W Jordanii około dwa miliony palestyńskich mieszkańców jest zarejestrowanych jako uchodźcy, ponad 600 000 nie posiada obywatelstwa, a około 370 000 mieszka w jordańskich obozach dla uchodźców.

Faktycznie Palestyńczycy mieszkający w każdym państwie arabskim odczuwają poważne ograniczenia praw obywatelskich, niski standard życia i zmniejszone możliwości ekonomiczne, które są specyficzne dla tego regionu.

Palestyńczycy mieszkający pod władzą Autonomii Palestyńskiej (PA) i rządzonej przez Hamas Strefy Gazy nie mają lepiej — narażeni są na te same nadużycia polityczne i depresję gospodarczą, które występują w innych dyktaturach na Bliskim Wschodzie.

Ironicznie, pomimo regularnych ataków prasy na Izrael za traktowanie Palestyńczyków, najlepszym miejscem na Bliskim Wschodzie dla Araba pochodzenia palestyńskiego jest Izrael. Rzeczywiście, arabscy ​​Izraelczycy są obywatelami pierwszej klasy, którzy cieszą się szerokimi prawami obywatelskimi równymi tym w krajach zachodnich. Podobnie jak tam, arabscy ​​izraelscy Arabowie mogą w pełni korzystać z jednej z najsilniejszych gospodarek świata i najwyższych standardów życia.

To wstyd, że zachodnie media obsesyjnie skupiają się na domniemanych przestępstwach państwa żydowskiego, ignorując okrutne, niesprawiedliwe traktowanie, którego Palestyńczycy doświadczają niemal powszechnie w krajach arabskich. Tak samo, jak zachodnie media nie wykazują prawie żadnego zainteresowania imponującymi osiągnięciami ekonomicznymi i zawodowymi arabskich obywateli Izraela.
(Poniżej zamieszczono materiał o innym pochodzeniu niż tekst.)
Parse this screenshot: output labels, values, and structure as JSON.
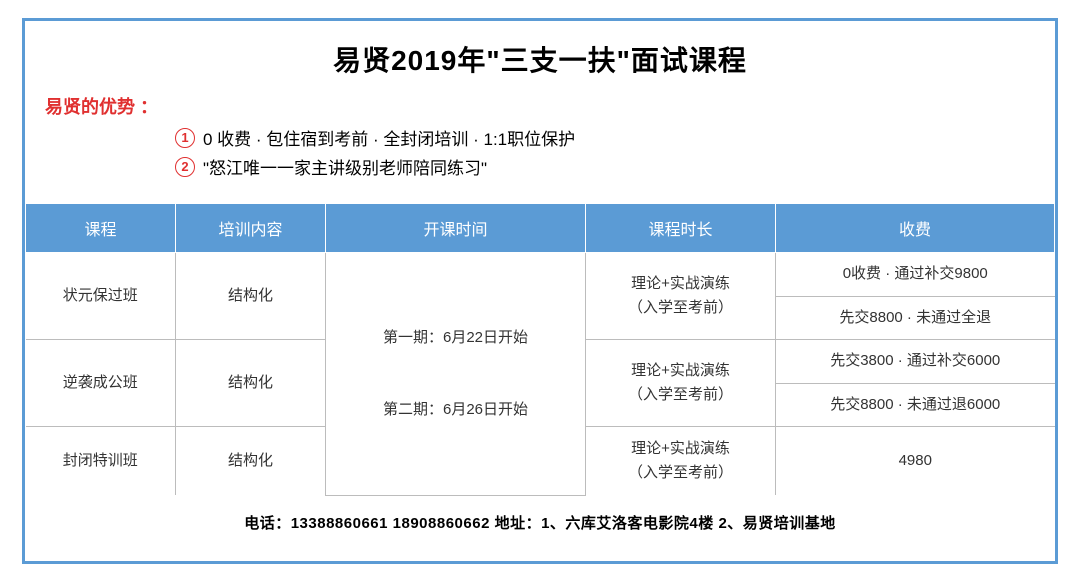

Palestyńczycy zostali pozbawieni praw lub wygnani w wielu krajach arabskich. Kraje arabskie, z wyjątkiem Jordanii, odmówiły przyznania Palestyńczykom obywatelstwa, pozbawiając ich wielu praw i przywilejów, z których korzystają obywatele. Zamiast tego są oni traktowani jak obcokrajowcy, których można wydalić według własnej woli.
Państwa arabskie przeprowadziły na przykład masowe wydalenia Palestyńczyków. Największe z nich miały miejsce po wojnie w Zatoce Perskiej w 1991 r., kiedy Kuwejt wydalił około 200 000 Palestyńczyków, bo przewodniczący OWP Jaser Arafat poparł inwazję Saddama Husajna na ich kraj.
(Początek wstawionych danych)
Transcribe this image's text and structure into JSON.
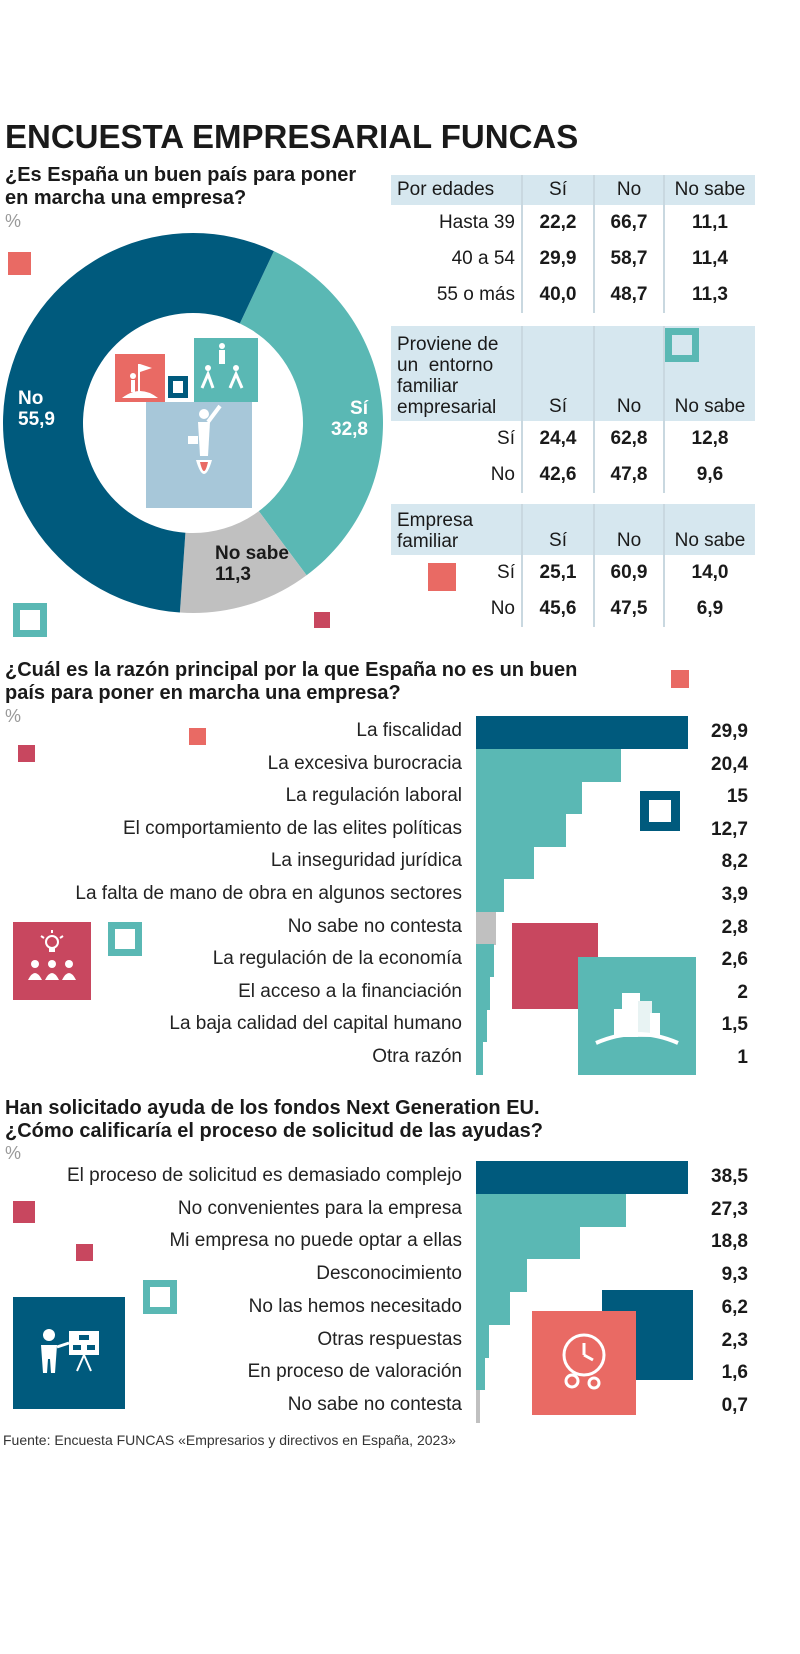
{
  "title": "ENCUESTA EMPRESARIAL FUNCAS",
  "source": "Fuente: Encuesta FUNCAS «Empresarios y directivos en España, 2023»",
  "colors": {
    "dark_blue": "#005a7d",
    "teal": "#5ab8b4",
    "gray": "#c0c0c0",
    "red": "#e96a64",
    "crimson": "#c8475f",
    "header_bg": "#d6e7ef"
  },
  "chart_data": [
    {
      "type": "pie",
      "title": "¿Es España un buen país para poner en marcha una empresa?",
      "unit": "%",
      "categories": [
        "No",
        "Sí",
        "No sabe"
      ],
      "values": [
        55.9,
        32.8,
        11.3
      ],
      "labels_text": [
        "55,9",
        "32,8",
        "11,3"
      ],
      "colors": [
        "#005a7d",
        "#5ab8b4",
        "#c0c0c0"
      ]
    },
    {
      "type": "table",
      "title": "Por edades",
      "columns": [
        "Sí",
        "No",
        "No sabe"
      ],
      "rows": [
        {
          "label": "Hasta 39",
          "values": [
            "22,2",
            "66,7",
            "11,1"
          ]
        },
        {
          "label": "40 a 54",
          "values": [
            "29,9",
            "58,7",
            "11,4"
          ]
        },
        {
          "label": "55 o más",
          "values": [
            "40,0",
            "48,7",
            "11,3"
          ]
        }
      ]
    },
    {
      "type": "table",
      "title": "Proviene de un entorno familiar empresarial",
      "title_lines": [
        "Proviene de",
        "un  entorno",
        "familiar",
        "empresarial"
      ],
      "columns": [
        "Sí",
        "No",
        "No sabe"
      ],
      "rows": [
        {
          "label": "Sí",
          "values": [
            "24,4",
            "62,8",
            "12,8"
          ]
        },
        {
          "label": "No",
          "values": [
            "42,6",
            "47,8",
            "9,6"
          ]
        }
      ]
    },
    {
      "type": "table",
      "title": "Empresa familiar",
      "title_lines": [
        "Empresa",
        "familiar"
      ],
      "columns": [
        "Sí",
        "No",
        "No sabe"
      ],
      "rows": [
        {
          "label": "Sí",
          "values": [
            "25,1",
            "60,9",
            "14,0"
          ]
        },
        {
          "label": "No",
          "values": [
            "45,6",
            "47,5",
            "6,9"
          ]
        }
      ]
    },
    {
      "type": "bar",
      "orientation": "horizontal",
      "title": "¿Cuál es la razón principal por la que España no es un buen país para poner en marcha una empresa?",
      "title_lines": [
        "¿Cuál es la razón principal por la que España no es un buen",
        "país para poner en marcha una empresa?"
      ],
      "unit": "%",
      "categories": [
        "La fiscalidad",
        "La excesiva burocracia",
        "La regulación laboral",
        "El comportamiento de las elites políticas",
        "La inseguridad jurídica",
        "La falta de mano de obra en algunos sectores",
        "No sabe no contesta",
        "La regulación de la economía",
        "El acceso a la financiación",
        "La baja calidad del capital humano",
        "Otra razón"
      ],
      "values": [
        29.9,
        20.4,
        15,
        12.7,
        8.2,
        3.9,
        2.8,
        2.6,
        2,
        1.5,
        1
      ],
      "labels_text": [
        "29,9",
        "20,4",
        "15",
        "12,7",
        "8,2",
        "3,9",
        "2,8",
        "2,6",
        "2",
        "1,5",
        "1"
      ],
      "xlim": [
        0,
        29.9
      ]
    },
    {
      "type": "bar",
      "orientation": "horizontal",
      "title": "Han solicitado ayuda de los fondos Next Generation EU. ¿Cómo calificaría el proceso de solicitud de las ayudas?",
      "title_lines": [
        "Han solicitado ayuda de los fondos Next Generation EU.",
        "¿Cómo calificaría el proceso de solicitud de las ayudas?"
      ],
      "unit": "%",
      "categories": [
        "El proceso de solicitud es demasiado complejo",
        "No convenientes para la empresa",
        "Mi empresa no puede optar a ellas",
        "Desconocimiento",
        "No las hemos necesitado",
        "Otras respuestas",
        "En proceso de valoración",
        "No sabe no contesta"
      ],
      "values": [
        38.5,
        27.3,
        18.8,
        9.3,
        6.2,
        2.3,
        1.6,
        0.7
      ],
      "labels_text": [
        "38,5",
        "27,3",
        "18,8",
        "9,3",
        "6,2",
        "2,3",
        "1,6",
        "0,7"
      ],
      "xlim": [
        0,
        38.5
      ]
    }
  ]
}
Zarówno Jordania, jak i Liban wydaliły palestyńskich partyzantów za ich negatywne działania w różnych okresach.

Pomimo tych deportacji, nigdy nie zanotowano żadnych działań protestacyjnych w obronie tych Palestyńczyków.

W Jordanii, gdzie Palestyńczycy stanowią większość populacji, parlament jordański jest ustawiony na pozbawienie ich demokratycznych wpływów. Haszymidzcy władcy — zainstalowani przez Brytyjczyków — wymordowali również około 15 000 Palestyńczyków podczas rebelii Czarnego Września w latach 1970–1971.

Jako uzasadnienie wykluczenia Palestyńczyków z uczestnictwa w społeczeństwach arabskich, przywódcy państw arabskich nieszczerze twierdzili, że chcą, by Palestyńczycy żyjący wśród nich pewnego dnia powrócili do swoich "domów w Izraelu". I znowu nie zanotowano żadnego międzynarodowego protestu potępiającego odmowę tych krajów na osiedlenie ich palestyńskich braci.

Najprawdopodobniej najgorsze traktowanie narodu palestyńskiego ma miejsce tam, gdzie rządzą nim palestyńscy panowie — mianowicie przywódcy Autonomii Palestyńskiej w Judei i Samarii (znanej również jako Zachodni Brzeg) oraz Hamas w Strefie Gazy.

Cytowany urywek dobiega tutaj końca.